Solar and stellar flares model and statistics.
Spectropolarimetric inversion and post-processing for solar lower atmospheric observations. Currently works on the DKIST VISP data.

Research

In the study “A Possible Mechanism for ‘Late Phase’ in Stellar White-Light Flares”, we explore the unique brightness pattern of M-dwarf star flares observed by the TESS satellite: a sharp peak followed by a slower secondary one. We see similar patterns in our Sun due to long hot gas loops distinct from main flare sites. Inspired by these solar patterns, our simulations for star flares suggest that post-flare, the gas in these loops becomes dense, causing them to shine brightly, consistent with TESS observations. The longer these loops evolve, the more distinct the second brightness peak becomes, indicating more flare energy. We theorize that this dense gas in the post-flare loops might account for these unique brightness patterns.

Our Spectropolarimetric Inversion in Four Dimensions with Deep Learning (SpIN4D) project aims to develop deep convolutional neural networks to estimate the solar photosphere’s physical properties based on the spectropolarimetric observations from NSF’s Daniel K. Inouye Solar Telescope (DKIST). We have performed a series of MURaM radiative MHD simulations for a quiet-Sun model with various mean magnetic field strengths, accumulating 85 TB of atmospheric data and 20.1 TB of synthetic spectra.

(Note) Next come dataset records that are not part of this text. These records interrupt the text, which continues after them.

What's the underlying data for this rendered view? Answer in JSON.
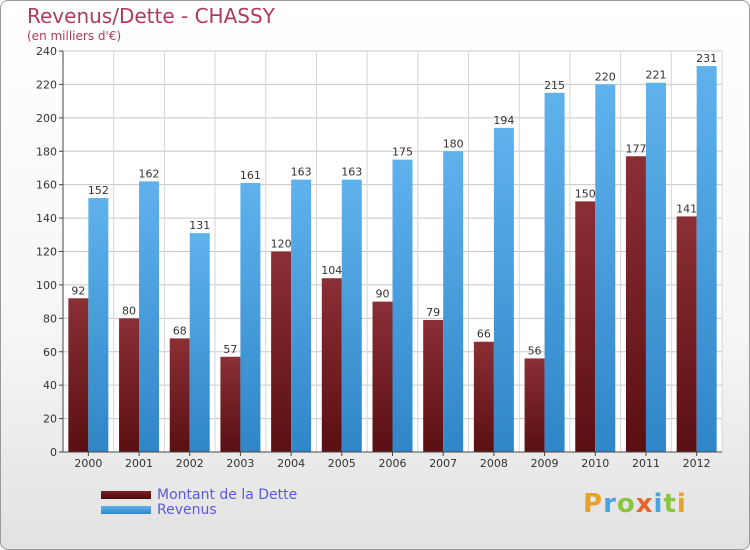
{
  "title": "Revenus/Dette - CHASSY",
  "subtitle": "(en milliers d'€)",
  "legend": {
    "debt_label": "Montant de la Dette",
    "revenue_label": "Revenus"
  },
  "logo_text": "Proxiti",
  "colors": {
    "debt": "#7a1f24",
    "revenue": "#4aa3e3",
    "title": "#b03a5c",
    "legend_text": "#5a5ae0"
  },
  "chart_data": {
    "type": "bar",
    "title": "Revenus/Dette - CHASSY",
    "subtitle": "(en milliers d'€)",
    "categories": [
      "2000",
      "2001",
      "2002",
      "2003",
      "2004",
      "2005",
      "2006",
      "2007",
      "2008",
      "2009",
      "2010",
      "2011",
      "2012"
    ],
    "series": [
      {
        "name": "Montant de la Dette",
        "values": [
          92,
          80,
          68,
          57,
          120,
          104,
          90,
          79,
          66,
          56,
          150,
          177,
          141
        ]
      },
      {
        "name": "Revenus",
        "values": [
          152,
          162,
          131,
          161,
          163,
          163,
          175,
          180,
          194,
          215,
          220,
          221,
          231
        ]
      }
    ],
    "ylim": [
      0,
      240
    ],
    "yticks": [
      0,
      20,
      40,
      60,
      80,
      100,
      120,
      140,
      160,
      180,
      200,
      220,
      240
    ],
    "grid": true,
    "legend_position": "bottom-left"
  }
}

As one of our validation efforts, we obtained high-resolution, multi-line observations for a plage region using the Visible Spectro-Polarimeter (ViSP) instrument on DKIST, and compared the data with the MHD simulation. Employing Stokes inversion techniques via both LTE and non-LTE codes (SIR and DeSIRe), we analyzed several spectral lines (Fe I 630 nm pairs, Na D I 589.6 nm, Fe I 589.2 nm, and Ni I 589.3 nm) whose formation heights range from the photosphere to the lower chromosphere. Atmospheric parameters, including magnetic field strength, electron pressure, and temperature across varied layers, were statistically assessed against MURaM simulations at corresponding optical depths.